Иностранных авторов знает, как русских.
О Гете не говорит горячо. Считает, что Ломоносов ничем не меньше, а как ученый - больше. Пушкин - больше Гете.20
Анатоля Франса21 очень любит. Переписывался с ним и видался. Настойчиво его хвалит. Не любит баллады о Редингской тюрьме22 Хвалит Йеста Берлинга Лагерлеф.23 Помню еще: Бернард Шоу24 - ядовитый старик, но любезный. Явился на званый вечер, где все были во фраках, в каком-то эдаком пиджаке невозможного какого-то цвета, табачного, все у него висит, вот эдак... И в скрипучих огромных башмаках.
- А как Вы были одеты, позвольте узнать? С улыбкой:
- Такая куртка была... (И рассказ о сюртуке, который висит в Берлине, в шкафу у друзей.) Очень даже приличным человеком выглядел в сюртуке.
О приходивших к нему американских писателях, вежливо с ним говоривших и высказывавших мнение, что русских надо связать веревками:
- А веревок у вас хватит?
========= Собственные книги его лежат небольшими стопочками на нижней полке, на самой нижней, у пола. Когда метут пыль, -то на них. Это не поза, недоброжелатели, - т.е. ни тени позы! Просто для него естественно: тут Толстой, там - Стендаль, здесь - Пушкин. А Горький как-то лег там, внизу.
Раздает эти стопочки, и только один полный комплект, 17 томов, удалось от него спасти, - он внизу, у невестки.
Из всех своих вещей больше всего любит Рождение человека.
Мы вышли на балкон. На соседнем балконе (высоко над садом) купали Марфу в нагретой на солнце воде и она отчаянно плакала, - не любит теплой воды. Увидав деда, закричала сквозь слезы: Де`дука... Он тут же прошел к ней, сел у ванны на корточки и стал ее уговаривать: Да, обижают нас. Очень нас обижают... И не отходил до конца процедуры.
========= [220]
Мы до вечера не уходили к себе. Лиловое небо, медленно тая, тускнея, темнея, опрокинулось черным шаром. От сада было видно лишь сухое деревцо в луче окна. Мы вышли в этот исчезнувший сад.
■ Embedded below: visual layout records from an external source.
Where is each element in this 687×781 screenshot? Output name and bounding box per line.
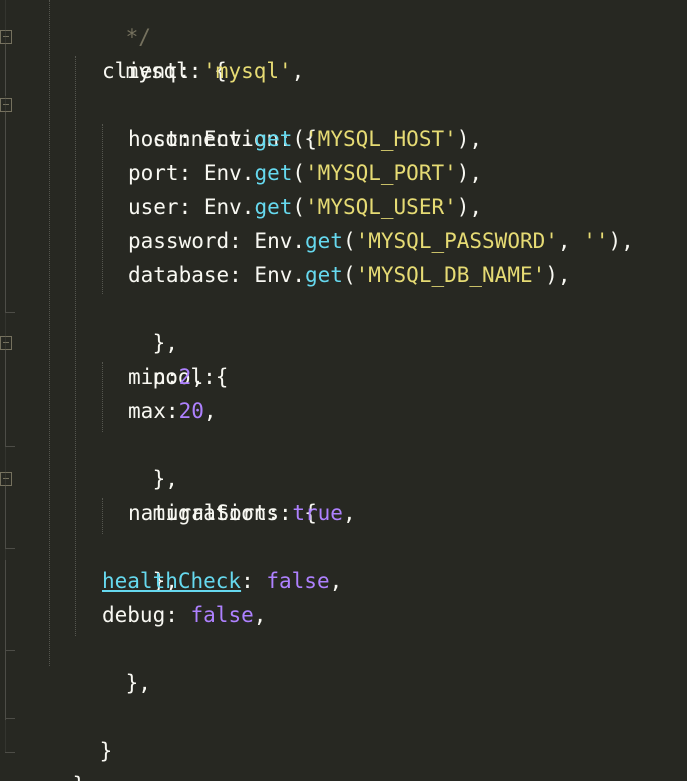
code-line: user: Env.get('MYSQL_USER'),: [128, 190, 482, 224]
natural-sort-value: true: [292, 501, 343, 525]
paren: ),: [456, 161, 483, 185]
fold-line: [5, 0, 6, 752]
code-line: migrations: {: [102, 462, 317, 525]
comma: ,: [191, 365, 204, 389]
fold-toggle-migrations-icon[interactable]: [0, 472, 12, 486]
code-line: connection: {: [102, 88, 317, 151]
paren: ),: [456, 195, 483, 219]
database-key: database: Env.: [128, 263, 306, 287]
port-arg: 'MYSQL_PORT': [305, 161, 457, 185]
get-function: get: [254, 127, 293, 151]
fold-gutter: [0, 0, 18, 781]
debug-value: false: [190, 603, 254, 627]
code-line: mysql: {: [75, 20, 227, 83]
max-key: max:: [128, 399, 179, 423]
password-key: password: Env.: [128, 229, 306, 253]
comma: ,: [291, 59, 305, 83]
user-key: user: Env.: [128, 195, 255, 219]
code-line: naturalSort: true,: [128, 496, 356, 530]
natural-sort-key: naturalSort:: [128, 501, 293, 525]
paren: (: [292, 127, 306, 151]
paren: (: [342, 263, 356, 287]
paren: ),: [456, 127, 483, 151]
code-line: max:20,: [128, 394, 217, 428]
fold-end: [5, 650, 15, 651]
comma: ,: [203, 399, 217, 423]
code-line: },: [102, 292, 178, 355]
indent-guide: [75, 56, 76, 636]
code-editor[interactable]: */ mysql: { client: 'mysql', connection:…: [0, 0, 687, 781]
health-check-value: false: [266, 569, 330, 593]
min-value: 2: [178, 365, 192, 389]
health-check-key[interactable]: healthCheck: [102, 569, 241, 593]
fold-toggle-mysql-icon[interactable]: [0, 30, 12, 44]
paren: (: [292, 161, 306, 185]
port-key: port: Env.: [128, 161, 255, 185]
paren: ),: [545, 263, 571, 287]
code-line: host: Env.get('MYSQL_HOST'),: [128, 122, 482, 156]
code-line: min:2,: [128, 360, 204, 394]
code-line: }: [22, 734, 86, 781]
close-brace: }: [73, 773, 86, 781]
fold-end: [5, 548, 15, 549]
host-key: host: Env.: [128, 127, 255, 151]
user-arg: 'MYSQL_USER': [305, 195, 457, 219]
colon: :: [241, 569, 267, 593]
code-line: port: Env.get('MYSQL_PORT'),: [128, 156, 482, 190]
client-value: 'mysql': [203, 59, 292, 83]
host-arg: 'MYSQL_HOST': [305, 127, 457, 151]
get-function: get: [254, 195, 293, 219]
code-line: */: [75, 0, 151, 49]
comma: ,: [557, 229, 584, 253]
code-line: pool:{: [102, 326, 229, 389]
indent-guide: [49, 0, 50, 666]
comma: ,: [342, 501, 356, 525]
min-key: min:: [128, 365, 179, 389]
code-line: },: [102, 530, 178, 593]
fold-toggle-connection-icon[interactable]: [0, 98, 12, 112]
paren: (: [292, 195, 306, 219]
code-line: database: Env.get('MYSQL_DB_NAME'),: [128, 258, 571, 292]
password-arg: 'MYSQL_PASSWORD': [355, 229, 558, 253]
close-brace: }: [99, 739, 113, 763]
get-function: get: [254, 161, 293, 185]
get-function: get: [305, 263, 343, 287]
fold-end: [5, 446, 15, 447]
close-brace: },: [125, 671, 151, 695]
fold-end: [5, 312, 15, 313]
code-line: healthCheck: false,: [102, 564, 342, 598]
database-arg: 'MYSQL_DB_NAME': [355, 263, 546, 287]
code-line: debug: false,: [102, 598, 266, 632]
fold-toggle-pool-icon[interactable]: [0, 336, 12, 350]
debug-key: debug:: [102, 603, 191, 627]
code-line: client: 'mysql',: [102, 54, 304, 88]
max-value: 20: [178, 399, 204, 423]
fold-end: [5, 752, 15, 753]
code-line: }: [49, 700, 113, 763]
code-line: },: [75, 632, 151, 695]
client-key: client:: [102, 59, 204, 83]
paren: (: [342, 229, 356, 253]
code-line: password: Env.get('MYSQL_PASSWORD', ''),: [128, 224, 634, 258]
password-default: '': [583, 229, 609, 253]
fold-end: [5, 718, 15, 719]
paren: ),: [608, 229, 634, 253]
get-function: get: [305, 229, 343, 253]
code-line: },: [102, 428, 178, 491]
comma: ,: [329, 569, 343, 593]
comma: ,: [253, 603, 267, 627]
Море, весь день стоявшее синей чертой, - полосой широкой, вон там. Оно растаяло в этой огромной ночи, как снежок в горячей руке. В ней же, в этой бездонной ладони, скрылись - сгорели? - горы. О селениях, шумных и тесных, стихших, кротко повествуют огни. Мы шли вслед за Горьким по невидимой тропинке. Он рассказывал о Капри. Сзади, из светлых провалов дверей и окон, неслась струнная музыка. Неужели - еще вчера? - я не знала этого голоса? Глуховатого, тихого... Сквозь голос, ночь и огни - горькая настороженность слуха, ловящего звук его кашля.
ГЛАВА ВТОРАЯ
Кисейный полог от москитов, мозаичный пол с букетами роз, горячая лестничка узких солнечных лучиков сквозь жалюзи, первое утро в Сорренто.
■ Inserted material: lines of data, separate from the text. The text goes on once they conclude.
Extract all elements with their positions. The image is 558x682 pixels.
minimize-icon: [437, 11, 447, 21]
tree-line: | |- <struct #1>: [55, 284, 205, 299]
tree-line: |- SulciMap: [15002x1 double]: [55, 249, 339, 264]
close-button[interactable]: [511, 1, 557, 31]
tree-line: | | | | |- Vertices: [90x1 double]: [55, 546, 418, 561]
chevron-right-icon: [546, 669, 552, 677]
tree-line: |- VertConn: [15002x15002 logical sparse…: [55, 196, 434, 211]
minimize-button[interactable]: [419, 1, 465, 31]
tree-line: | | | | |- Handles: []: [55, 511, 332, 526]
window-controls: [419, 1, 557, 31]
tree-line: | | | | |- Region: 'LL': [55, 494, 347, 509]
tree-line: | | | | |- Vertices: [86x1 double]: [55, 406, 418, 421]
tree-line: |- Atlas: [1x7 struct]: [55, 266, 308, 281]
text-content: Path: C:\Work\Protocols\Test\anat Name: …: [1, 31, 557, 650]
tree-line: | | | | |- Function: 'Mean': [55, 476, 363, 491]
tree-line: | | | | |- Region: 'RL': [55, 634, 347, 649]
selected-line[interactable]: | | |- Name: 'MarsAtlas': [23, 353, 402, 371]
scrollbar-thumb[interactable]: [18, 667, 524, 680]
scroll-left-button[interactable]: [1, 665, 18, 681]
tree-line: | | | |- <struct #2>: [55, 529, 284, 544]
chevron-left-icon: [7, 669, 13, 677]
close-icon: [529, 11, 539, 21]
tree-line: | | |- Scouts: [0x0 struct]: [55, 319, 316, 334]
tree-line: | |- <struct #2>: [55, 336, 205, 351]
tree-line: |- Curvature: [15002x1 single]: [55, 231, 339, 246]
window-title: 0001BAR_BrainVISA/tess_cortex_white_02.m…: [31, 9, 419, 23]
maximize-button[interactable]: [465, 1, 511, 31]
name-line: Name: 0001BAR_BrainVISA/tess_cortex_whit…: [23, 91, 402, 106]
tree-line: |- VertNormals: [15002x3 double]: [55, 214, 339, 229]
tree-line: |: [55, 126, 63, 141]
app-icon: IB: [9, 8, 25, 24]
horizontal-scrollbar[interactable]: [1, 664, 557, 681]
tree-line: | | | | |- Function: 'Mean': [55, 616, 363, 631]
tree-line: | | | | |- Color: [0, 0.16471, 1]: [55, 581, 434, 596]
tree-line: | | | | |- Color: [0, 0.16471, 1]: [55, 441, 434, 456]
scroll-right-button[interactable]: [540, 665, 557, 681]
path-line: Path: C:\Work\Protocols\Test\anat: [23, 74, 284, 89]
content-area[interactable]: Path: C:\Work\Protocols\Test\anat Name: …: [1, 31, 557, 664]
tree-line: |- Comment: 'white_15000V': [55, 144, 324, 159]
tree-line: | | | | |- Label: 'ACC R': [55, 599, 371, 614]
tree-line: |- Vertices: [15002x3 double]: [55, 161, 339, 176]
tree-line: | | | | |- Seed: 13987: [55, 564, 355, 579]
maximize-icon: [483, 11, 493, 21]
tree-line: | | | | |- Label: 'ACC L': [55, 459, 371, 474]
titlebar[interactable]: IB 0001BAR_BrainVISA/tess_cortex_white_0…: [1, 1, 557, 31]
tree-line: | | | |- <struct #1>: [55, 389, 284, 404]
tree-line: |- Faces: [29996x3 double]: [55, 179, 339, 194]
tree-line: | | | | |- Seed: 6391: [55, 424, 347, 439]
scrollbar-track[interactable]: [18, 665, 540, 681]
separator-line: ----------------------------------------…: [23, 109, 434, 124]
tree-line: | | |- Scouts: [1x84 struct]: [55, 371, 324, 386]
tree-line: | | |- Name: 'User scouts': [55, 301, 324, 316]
Не настоящие - и потому милей - фоксы провожают меня вверх по лестнице в полутемную комнату, где уже все отпили кофе. Гигантские мячи апельсинов и персики с хорошее антоновское яблоко, сухой поджаренный итальянский хлеб. Виноград с кусочками льда. Я одна.
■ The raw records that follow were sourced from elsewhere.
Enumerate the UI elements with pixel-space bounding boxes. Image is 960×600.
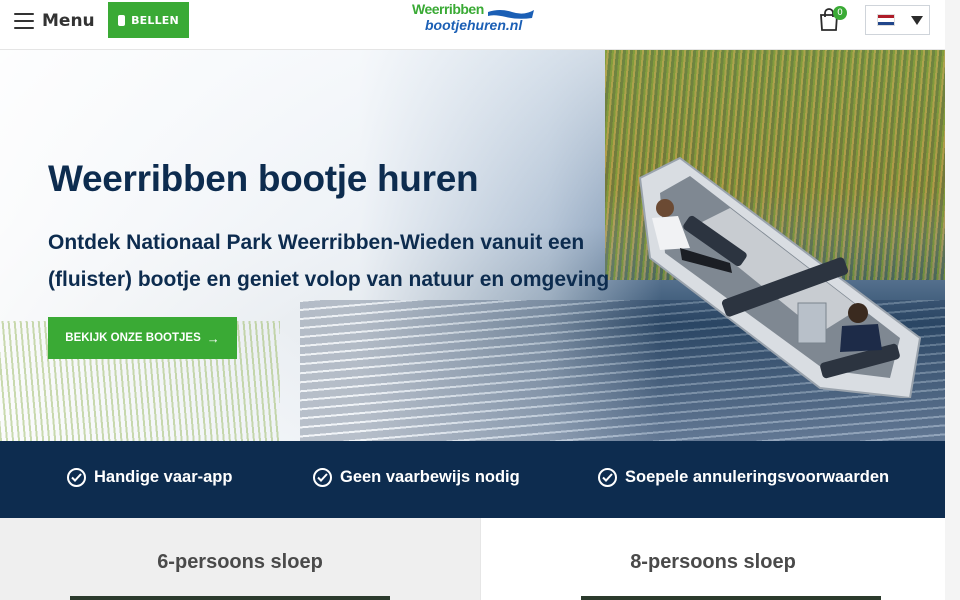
check-circle-icon — [598, 468, 617, 487]
product-title: 8-persoons sloep — [630, 551, 796, 573]
usp-item: Handige vaar-app — [67, 468, 232, 487]
arrow-right-icon: → — [206, 330, 220, 346]
hero-title: Weerribben bootje huren — [48, 158, 479, 199]
boat-illustration — [638, 156, 922, 398]
usp-item: Soepele annuleringsvoorwaarden — [598, 468, 889, 487]
menu-label: Menu — [42, 11, 95, 31]
usp-label: Handige vaar-app — [94, 468, 233, 486]
check-circle-icon — [67, 468, 86, 487]
hamburger-icon — [14, 13, 34, 29]
product-image — [70, 596, 390, 600]
product-image — [581, 596, 881, 600]
menu-button[interactable]: Menu — [14, 9, 95, 33]
site-header: Menu BELLEN Weerribben bootjehuren.nl 0 — [0, 0, 945, 50]
view-boats-button-label: BEKIJK ONZE BOOTJES — [65, 332, 201, 344]
call-button[interactable]: BELLEN — [108, 2, 189, 38]
usp-label: Soepele annuleringsvoorwaarden — [625, 468, 890, 486]
usp-bar: Handige vaar-app Geen vaarbewijs nodig S… — [0, 441, 945, 518]
check-circle-icon — [313, 468, 332, 487]
logo-text-bottom: bootjehuren.nl — [425, 17, 523, 33]
product-card-6-person[interactable]: 6-persoons sloep — [0, 518, 480, 600]
usp-label: Geen vaarbewijs nodig — [340, 468, 520, 486]
page-scrollbar[interactable] — [945, 0, 960, 600]
hero-banner: Weerribben bootje huren Ontdek Nationaal… — [0, 50, 945, 441]
view-boats-button[interactable]: BEKIJK ONZE BOOTJES → — [48, 317, 237, 359]
language-selector[interactable] — [865, 5, 930, 35]
hero-subtitle: Ontdek Nationaal Park Weerribben-Wieden … — [48, 231, 610, 291]
caret-down-icon — [911, 15, 923, 25]
product-card-8-person[interactable]: 8-persoons sloep — [480, 518, 945, 600]
product-title: 6-persoons sloep — [157, 551, 323, 573]
phone-icon — [118, 14, 126, 26]
cart-count-badge: 0 — [833, 6, 847, 20]
usp-item: Geen vaarbewijs nodig — [313, 468, 520, 487]
dutch-flag-icon — [877, 14, 895, 26]
call-button-label: BELLEN — [131, 13, 179, 27]
site-logo[interactable]: Weerribben bootjehuren.nl — [412, 2, 534, 38]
Это - неповторимый час. В гладкой, как зеркало, неизвестности - а уж некие лучи отразились - лежит передо мной предстоящая жизнь в Сорренто. В окно, полузакрытое ставней, виден кусок выжженного мелового сада, слышен детский голос. Это - Марфа? Дверь отворилась, вошел Горький. В стакане нес скорпиона. Поймал его на своей постели. Взял руками: Только осторожно брать надо. Опасен укус в апреле. Как опасна всякая тварь, когда она занята любовью.